Domestic violence is both a national and a worldwide crisis. According to a 2000 UNICEF study, 20-50% of the female population of the world will become the victims of domestic violence.
Domestic Violence Against Women and Girls.
— UNICEF: Innocenti Research Centre
When violence spills over into our schools and our streets we are often quick to view it as another isolated incident and not an extension of violence that has a much deeper root cause. And yet we know intuitively and empirically that violence has its beginning in the home. Too many children and adults are victims of domestic violence that can take the form of physical, emotional, psychological and sexual abuse. Too often that abuse escalates into violent acts of assault and even murder.

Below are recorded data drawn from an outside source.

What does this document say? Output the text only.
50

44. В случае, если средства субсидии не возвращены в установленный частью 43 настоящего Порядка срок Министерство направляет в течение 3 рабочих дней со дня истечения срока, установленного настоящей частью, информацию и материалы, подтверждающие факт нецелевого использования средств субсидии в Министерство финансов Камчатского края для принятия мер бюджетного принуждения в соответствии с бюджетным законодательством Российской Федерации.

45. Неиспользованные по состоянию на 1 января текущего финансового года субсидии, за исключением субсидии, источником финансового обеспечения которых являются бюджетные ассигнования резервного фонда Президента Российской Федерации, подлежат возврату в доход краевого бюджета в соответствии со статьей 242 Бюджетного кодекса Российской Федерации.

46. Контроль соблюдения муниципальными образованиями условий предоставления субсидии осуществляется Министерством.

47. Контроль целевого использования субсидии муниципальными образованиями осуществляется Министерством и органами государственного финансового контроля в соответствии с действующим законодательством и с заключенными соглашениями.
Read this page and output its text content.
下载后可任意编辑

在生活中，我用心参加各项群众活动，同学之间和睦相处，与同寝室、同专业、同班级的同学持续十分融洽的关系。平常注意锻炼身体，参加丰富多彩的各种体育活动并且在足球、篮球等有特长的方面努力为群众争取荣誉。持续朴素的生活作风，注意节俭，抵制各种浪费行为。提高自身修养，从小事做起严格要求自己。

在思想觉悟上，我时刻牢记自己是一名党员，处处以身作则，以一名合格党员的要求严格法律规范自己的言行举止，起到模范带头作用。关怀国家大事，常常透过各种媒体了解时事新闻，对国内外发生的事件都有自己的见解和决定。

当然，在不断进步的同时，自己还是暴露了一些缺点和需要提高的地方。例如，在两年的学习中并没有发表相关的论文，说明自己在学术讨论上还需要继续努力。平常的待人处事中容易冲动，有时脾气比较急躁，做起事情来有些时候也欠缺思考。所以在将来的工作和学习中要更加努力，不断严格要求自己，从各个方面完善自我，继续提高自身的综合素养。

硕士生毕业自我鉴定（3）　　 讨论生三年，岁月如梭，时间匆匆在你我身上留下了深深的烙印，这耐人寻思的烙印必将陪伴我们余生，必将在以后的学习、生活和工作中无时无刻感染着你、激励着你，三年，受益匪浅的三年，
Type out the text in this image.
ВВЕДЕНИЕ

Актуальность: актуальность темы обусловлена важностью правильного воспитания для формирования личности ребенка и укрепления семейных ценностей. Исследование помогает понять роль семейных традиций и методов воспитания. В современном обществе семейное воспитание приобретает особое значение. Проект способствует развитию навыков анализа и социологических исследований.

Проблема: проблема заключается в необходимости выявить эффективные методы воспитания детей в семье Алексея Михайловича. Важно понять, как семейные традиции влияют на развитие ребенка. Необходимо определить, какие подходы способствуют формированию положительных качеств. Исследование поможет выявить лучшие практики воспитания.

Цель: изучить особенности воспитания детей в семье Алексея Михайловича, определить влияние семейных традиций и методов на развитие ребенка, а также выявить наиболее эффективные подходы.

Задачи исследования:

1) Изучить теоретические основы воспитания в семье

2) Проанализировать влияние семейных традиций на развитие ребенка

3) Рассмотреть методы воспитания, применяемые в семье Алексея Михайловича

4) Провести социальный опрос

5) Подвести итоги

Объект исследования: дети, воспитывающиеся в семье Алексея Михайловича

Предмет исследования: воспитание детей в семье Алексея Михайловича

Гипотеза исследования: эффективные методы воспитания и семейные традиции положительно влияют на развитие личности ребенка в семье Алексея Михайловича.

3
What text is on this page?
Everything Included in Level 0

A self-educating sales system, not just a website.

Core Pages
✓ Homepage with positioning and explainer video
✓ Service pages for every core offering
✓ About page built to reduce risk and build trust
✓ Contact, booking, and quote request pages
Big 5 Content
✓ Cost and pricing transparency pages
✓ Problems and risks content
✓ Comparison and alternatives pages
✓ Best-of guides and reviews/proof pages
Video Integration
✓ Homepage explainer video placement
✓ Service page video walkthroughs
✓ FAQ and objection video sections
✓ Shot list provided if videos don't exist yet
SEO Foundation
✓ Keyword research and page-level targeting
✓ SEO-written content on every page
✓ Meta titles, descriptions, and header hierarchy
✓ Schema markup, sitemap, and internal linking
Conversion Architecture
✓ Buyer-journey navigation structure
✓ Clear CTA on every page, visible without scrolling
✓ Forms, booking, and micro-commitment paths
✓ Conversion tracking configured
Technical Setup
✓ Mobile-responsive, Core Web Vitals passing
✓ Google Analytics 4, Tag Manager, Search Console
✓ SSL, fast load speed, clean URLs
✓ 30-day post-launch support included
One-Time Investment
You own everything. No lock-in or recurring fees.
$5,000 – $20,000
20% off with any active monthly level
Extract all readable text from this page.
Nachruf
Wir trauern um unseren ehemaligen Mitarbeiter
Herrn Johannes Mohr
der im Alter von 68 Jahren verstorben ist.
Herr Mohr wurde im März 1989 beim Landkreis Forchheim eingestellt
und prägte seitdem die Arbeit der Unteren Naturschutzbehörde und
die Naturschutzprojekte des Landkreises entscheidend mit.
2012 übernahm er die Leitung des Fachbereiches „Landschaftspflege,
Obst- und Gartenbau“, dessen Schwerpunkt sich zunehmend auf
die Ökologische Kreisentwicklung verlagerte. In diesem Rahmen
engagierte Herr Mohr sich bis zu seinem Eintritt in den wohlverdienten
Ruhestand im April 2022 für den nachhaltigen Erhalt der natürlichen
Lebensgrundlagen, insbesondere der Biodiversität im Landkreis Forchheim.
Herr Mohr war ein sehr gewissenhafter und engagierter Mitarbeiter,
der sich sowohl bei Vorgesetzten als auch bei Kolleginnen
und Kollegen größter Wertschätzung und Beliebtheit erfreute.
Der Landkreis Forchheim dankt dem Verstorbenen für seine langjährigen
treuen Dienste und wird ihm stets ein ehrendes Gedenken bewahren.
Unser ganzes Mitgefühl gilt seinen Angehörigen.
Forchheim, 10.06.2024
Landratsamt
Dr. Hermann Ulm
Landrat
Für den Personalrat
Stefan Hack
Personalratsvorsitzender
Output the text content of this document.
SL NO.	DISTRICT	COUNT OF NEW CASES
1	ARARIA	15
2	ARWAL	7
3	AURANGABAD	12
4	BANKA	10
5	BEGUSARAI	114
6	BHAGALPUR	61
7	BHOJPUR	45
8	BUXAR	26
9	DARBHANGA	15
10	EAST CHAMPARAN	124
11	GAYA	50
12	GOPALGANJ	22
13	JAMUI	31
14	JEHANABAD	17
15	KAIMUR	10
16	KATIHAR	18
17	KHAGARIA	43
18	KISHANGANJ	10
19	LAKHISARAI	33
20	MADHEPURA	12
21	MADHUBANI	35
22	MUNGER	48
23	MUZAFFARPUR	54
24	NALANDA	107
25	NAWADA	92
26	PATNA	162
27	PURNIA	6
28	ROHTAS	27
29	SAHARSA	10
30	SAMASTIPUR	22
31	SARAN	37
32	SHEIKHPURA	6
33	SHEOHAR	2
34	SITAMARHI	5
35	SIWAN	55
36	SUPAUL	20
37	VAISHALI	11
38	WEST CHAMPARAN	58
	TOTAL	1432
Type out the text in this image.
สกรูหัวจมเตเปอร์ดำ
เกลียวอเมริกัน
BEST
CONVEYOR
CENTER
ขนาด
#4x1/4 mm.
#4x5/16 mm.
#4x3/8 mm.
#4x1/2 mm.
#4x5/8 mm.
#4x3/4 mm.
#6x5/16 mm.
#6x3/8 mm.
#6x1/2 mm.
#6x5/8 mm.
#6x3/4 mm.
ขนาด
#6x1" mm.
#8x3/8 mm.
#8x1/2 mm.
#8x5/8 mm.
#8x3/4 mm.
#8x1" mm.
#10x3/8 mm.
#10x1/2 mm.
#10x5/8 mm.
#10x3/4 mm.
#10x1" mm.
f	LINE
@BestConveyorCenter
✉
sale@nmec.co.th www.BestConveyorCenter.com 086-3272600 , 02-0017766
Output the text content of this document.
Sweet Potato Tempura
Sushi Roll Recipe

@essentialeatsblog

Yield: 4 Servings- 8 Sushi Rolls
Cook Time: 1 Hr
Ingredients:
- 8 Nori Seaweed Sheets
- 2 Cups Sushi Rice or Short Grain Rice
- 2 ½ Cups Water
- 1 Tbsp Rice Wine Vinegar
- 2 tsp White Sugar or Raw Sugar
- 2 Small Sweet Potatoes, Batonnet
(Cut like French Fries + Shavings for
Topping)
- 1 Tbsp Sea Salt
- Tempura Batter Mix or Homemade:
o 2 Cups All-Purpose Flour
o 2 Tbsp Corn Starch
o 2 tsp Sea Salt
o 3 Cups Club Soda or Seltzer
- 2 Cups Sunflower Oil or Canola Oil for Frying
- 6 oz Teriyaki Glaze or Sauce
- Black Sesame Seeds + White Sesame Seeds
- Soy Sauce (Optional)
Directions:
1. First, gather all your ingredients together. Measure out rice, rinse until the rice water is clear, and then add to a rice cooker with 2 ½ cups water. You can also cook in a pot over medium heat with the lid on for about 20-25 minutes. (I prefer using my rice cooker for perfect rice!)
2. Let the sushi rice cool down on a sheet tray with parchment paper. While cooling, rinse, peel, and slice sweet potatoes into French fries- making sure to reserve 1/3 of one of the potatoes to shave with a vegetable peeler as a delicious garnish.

A recently released report authored by the U.S. Department of Justice: Bureau of Justice Statistics indicated that there were approximately 3.5 million violent crimes committed against family members from 1998 to 2002 and that in total, family violence accounted for as much as 33 percent of all violent crime in that period. (Family Violence Statistics, 2005). As startling as these statistics are every researcher and public health educator involved with this issue speaks confidently that these numbers may only represent the tip of the iceberg. They believe there is strong evidence that the vast majority of domestic violence and abuse cases go unreported, usually because the victim fears retribution or is a child who can not speak for themselves.
Studies show that in 50-70% of cases in which a parent abuses another parent, the children are also physically abused (Bowker et al., 1988) and are more likely to also suffer emotional, cognitive, behavioral and developmental impairments as a result of witnessing this violence in the home. (Jaffe, 1990) There is also mounting evidence that some children (especially boys) who experience domestic violence in their homes grow up to repeat the same behavioral patterns. (Hotaling & Sugarman, 1986).
A survey published by researchers at Alfred University in New York in 2001 indicated that over 60% of polled school children cited being the victim of or witnessing domestic violence as the reason why children perpetrate gun violence in schools.
— Lethal Violence in Schools: A National Report, Edward Gaugin et al.